Perang saudara pun tidak terelakkan bagi Myanmar yang pada 2022, lebih dari 20 ribu orang tewas dari dua kubu.
“Beberapa rekan kami telah tewas dalam pertempuran tetapi menyerah sekarang bukanlah suatu pilihan,” kata Albert, seorang komandan batalion untuk Pasukan Pertahanan Kebangsaan Karenni (KNDF) anti-kudeta di Negara Bagian Kayah dan Negara Bagian Shan selatan.
Dia optimistis jika pasukan dapat memperluas kekuasaan dengan mengusir junta militer dapat menjadi batu loncatan luar biasa di 2023. Pelapor Khusus PBB untuk Hak Asasi Manusia di Myanmar Tom Andrews menemukan telah terjadi sekitar 10 ribu serangan dan bentrokan bersenjata antara militer dan lawan sejak kudeta.
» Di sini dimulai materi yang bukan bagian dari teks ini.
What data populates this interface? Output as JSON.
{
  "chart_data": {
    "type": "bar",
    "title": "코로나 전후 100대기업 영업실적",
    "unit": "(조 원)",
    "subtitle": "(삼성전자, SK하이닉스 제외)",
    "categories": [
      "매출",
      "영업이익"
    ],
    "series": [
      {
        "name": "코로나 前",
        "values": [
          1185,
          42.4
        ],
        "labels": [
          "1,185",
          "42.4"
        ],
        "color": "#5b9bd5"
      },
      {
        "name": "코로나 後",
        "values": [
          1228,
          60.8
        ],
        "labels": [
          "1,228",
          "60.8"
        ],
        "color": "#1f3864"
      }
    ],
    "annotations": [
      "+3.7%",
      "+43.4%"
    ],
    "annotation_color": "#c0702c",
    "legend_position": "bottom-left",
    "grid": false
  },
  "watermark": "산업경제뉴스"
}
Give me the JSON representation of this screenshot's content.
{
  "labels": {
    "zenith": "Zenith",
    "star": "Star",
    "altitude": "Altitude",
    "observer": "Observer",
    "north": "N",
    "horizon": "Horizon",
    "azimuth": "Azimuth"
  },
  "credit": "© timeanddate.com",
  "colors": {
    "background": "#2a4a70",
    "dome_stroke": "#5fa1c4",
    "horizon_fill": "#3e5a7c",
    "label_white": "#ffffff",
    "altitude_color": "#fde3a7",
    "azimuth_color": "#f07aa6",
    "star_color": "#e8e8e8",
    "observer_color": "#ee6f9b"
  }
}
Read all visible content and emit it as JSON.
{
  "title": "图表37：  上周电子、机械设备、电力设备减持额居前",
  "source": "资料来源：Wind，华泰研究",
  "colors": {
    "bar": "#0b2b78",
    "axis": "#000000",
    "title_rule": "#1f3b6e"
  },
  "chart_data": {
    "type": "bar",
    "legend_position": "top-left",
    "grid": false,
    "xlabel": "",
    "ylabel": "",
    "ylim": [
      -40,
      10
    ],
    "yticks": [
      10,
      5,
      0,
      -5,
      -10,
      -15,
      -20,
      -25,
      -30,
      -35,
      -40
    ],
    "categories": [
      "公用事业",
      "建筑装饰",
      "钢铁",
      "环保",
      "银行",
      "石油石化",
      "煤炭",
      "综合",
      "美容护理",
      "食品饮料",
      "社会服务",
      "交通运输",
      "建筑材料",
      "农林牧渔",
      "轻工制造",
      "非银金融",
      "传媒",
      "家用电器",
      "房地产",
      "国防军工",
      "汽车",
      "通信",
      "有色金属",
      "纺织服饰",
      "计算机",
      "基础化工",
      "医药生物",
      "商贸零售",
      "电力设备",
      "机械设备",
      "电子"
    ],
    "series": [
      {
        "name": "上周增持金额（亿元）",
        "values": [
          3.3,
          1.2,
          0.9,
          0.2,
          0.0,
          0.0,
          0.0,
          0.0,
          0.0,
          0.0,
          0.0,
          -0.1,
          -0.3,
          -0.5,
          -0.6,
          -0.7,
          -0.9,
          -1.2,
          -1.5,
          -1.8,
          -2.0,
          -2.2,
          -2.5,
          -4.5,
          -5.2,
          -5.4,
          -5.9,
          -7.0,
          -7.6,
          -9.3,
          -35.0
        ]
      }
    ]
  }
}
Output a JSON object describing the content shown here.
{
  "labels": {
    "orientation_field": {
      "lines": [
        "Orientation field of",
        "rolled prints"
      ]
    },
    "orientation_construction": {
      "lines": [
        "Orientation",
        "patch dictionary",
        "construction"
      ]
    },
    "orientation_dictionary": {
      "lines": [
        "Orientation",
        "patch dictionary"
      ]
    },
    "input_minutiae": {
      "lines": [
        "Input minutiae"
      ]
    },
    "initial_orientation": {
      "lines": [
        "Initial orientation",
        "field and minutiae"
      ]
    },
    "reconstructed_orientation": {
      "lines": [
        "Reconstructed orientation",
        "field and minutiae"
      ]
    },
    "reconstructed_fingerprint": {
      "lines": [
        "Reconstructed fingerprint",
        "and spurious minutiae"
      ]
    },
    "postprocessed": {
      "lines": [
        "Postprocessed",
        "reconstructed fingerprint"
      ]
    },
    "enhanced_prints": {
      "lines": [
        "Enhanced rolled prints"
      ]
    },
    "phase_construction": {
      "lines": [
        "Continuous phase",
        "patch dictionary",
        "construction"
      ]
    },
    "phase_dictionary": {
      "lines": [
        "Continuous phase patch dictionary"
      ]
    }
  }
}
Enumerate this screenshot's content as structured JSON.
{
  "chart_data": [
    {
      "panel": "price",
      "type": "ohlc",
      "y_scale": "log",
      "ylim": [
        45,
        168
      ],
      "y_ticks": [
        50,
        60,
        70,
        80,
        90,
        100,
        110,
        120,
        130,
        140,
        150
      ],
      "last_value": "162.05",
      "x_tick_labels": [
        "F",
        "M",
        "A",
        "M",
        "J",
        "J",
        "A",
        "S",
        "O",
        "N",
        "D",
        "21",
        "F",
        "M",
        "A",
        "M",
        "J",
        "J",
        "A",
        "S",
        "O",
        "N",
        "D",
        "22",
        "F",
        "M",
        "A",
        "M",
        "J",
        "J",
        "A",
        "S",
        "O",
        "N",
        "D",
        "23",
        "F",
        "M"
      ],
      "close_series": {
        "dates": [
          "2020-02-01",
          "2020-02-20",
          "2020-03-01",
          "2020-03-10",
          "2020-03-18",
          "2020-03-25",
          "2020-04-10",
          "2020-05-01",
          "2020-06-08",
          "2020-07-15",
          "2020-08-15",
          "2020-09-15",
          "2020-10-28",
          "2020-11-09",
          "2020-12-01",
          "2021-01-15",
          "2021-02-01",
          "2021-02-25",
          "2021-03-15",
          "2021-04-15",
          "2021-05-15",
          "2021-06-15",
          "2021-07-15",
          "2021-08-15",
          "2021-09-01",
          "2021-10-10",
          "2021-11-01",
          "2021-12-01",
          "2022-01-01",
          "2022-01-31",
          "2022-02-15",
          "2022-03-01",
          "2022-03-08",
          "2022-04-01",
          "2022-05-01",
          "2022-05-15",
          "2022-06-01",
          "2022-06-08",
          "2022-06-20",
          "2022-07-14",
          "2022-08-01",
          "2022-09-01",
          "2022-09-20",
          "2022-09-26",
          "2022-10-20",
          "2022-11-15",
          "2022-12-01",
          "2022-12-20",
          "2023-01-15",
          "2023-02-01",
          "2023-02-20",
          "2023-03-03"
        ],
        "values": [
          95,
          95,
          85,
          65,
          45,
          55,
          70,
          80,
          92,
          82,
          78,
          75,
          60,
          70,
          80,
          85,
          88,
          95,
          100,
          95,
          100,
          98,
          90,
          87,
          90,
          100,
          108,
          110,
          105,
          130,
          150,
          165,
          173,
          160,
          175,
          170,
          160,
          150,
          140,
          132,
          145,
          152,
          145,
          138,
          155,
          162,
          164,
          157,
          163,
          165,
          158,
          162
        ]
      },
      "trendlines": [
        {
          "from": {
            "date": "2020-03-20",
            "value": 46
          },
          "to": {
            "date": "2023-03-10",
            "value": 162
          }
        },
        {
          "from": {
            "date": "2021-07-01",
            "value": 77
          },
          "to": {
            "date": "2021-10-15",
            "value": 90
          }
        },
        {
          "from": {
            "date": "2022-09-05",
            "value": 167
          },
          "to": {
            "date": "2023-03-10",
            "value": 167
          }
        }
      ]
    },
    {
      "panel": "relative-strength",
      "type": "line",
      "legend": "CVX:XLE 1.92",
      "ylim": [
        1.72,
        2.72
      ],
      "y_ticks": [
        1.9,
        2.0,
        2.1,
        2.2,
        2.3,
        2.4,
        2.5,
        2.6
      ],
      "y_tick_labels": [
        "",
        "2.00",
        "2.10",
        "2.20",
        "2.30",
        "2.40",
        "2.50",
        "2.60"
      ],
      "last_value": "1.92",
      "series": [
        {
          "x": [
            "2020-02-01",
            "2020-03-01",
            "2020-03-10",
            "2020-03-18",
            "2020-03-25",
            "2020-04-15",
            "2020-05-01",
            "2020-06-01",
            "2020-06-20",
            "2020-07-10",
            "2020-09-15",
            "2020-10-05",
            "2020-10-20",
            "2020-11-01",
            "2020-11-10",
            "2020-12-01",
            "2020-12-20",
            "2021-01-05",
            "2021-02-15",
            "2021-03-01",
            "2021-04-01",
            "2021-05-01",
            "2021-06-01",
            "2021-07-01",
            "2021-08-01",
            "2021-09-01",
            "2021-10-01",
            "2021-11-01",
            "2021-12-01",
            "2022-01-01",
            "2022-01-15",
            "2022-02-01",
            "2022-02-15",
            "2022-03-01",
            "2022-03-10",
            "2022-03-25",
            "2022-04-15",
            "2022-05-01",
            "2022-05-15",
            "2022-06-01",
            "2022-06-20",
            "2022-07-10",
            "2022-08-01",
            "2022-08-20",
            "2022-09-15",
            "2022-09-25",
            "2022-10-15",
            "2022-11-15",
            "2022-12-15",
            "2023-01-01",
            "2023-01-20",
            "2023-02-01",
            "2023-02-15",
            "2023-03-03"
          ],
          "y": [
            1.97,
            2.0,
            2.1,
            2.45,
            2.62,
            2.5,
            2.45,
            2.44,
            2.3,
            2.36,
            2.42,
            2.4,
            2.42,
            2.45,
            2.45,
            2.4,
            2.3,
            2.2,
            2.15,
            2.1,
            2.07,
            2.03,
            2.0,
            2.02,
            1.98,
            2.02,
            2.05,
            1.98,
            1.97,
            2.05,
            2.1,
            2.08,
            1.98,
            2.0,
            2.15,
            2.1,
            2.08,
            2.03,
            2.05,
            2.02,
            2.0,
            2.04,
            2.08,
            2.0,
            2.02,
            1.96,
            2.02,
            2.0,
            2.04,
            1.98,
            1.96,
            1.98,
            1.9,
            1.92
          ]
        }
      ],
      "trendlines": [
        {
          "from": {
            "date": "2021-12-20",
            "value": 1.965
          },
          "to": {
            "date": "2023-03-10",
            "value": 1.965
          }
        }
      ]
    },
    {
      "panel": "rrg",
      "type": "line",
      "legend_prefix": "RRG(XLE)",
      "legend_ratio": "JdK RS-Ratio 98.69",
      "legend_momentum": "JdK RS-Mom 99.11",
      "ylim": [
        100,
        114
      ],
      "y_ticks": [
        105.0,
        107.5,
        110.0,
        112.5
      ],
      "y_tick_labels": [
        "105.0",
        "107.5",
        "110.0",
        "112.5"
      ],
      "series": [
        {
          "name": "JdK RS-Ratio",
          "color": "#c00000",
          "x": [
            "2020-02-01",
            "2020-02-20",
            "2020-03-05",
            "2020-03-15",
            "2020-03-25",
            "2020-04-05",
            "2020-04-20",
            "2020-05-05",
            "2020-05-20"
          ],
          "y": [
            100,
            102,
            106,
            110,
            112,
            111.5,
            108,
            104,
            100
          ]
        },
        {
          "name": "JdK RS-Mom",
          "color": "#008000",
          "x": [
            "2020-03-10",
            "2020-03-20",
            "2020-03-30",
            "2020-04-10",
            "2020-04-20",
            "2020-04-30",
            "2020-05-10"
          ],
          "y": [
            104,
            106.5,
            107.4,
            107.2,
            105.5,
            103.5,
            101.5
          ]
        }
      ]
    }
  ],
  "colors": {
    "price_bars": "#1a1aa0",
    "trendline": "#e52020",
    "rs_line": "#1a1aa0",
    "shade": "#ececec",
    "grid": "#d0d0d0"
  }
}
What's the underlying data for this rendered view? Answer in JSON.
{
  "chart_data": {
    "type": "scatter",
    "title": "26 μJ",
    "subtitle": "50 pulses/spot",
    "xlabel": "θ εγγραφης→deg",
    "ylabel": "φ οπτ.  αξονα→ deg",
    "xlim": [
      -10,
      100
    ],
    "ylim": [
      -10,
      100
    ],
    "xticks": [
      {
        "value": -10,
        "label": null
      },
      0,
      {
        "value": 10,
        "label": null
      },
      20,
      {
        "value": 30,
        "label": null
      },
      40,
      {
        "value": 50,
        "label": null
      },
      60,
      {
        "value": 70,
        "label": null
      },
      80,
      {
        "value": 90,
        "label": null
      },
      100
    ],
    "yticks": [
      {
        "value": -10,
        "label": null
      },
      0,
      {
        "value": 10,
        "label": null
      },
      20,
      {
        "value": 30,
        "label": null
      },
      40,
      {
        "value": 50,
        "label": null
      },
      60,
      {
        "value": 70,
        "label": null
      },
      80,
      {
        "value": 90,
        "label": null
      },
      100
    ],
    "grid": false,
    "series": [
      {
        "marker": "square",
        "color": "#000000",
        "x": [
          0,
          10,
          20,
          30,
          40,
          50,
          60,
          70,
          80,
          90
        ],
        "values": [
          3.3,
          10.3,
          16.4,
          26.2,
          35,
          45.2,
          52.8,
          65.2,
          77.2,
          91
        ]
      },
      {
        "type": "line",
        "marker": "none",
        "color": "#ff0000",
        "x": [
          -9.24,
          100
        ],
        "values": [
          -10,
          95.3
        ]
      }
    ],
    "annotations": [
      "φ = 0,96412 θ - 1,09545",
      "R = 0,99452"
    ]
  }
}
Menurut dia, insiden kekerasan terjadi di 78% antara Juli dan Desember 2022. Direktur eksekutif Institut Perdamaian dan Keamanan Myanmar Min Zaw Oo menambahkan sebuah keseimbangan baru telah muncul di Myanmar lewat sejumlah pemberontakan.
"Harus ada perkembangan signifikan di kedua sisi untuk mengubah kebuntuan saat ini. Namun lanskapnya tetap sama di tahun 2022 secara keseluruhan,” ucapnya.
Baca juga: Junta Myanmar Hentikan Izin Pergi ke Luar Negeri untuk Rakyatnya
Dia menambahkan militer telah gagal mengembalikan sebagian besar wilayah ke status quo pra-kudeta. Tetapi rakyat Myanmar belum mampu menguasai wilayah strategis.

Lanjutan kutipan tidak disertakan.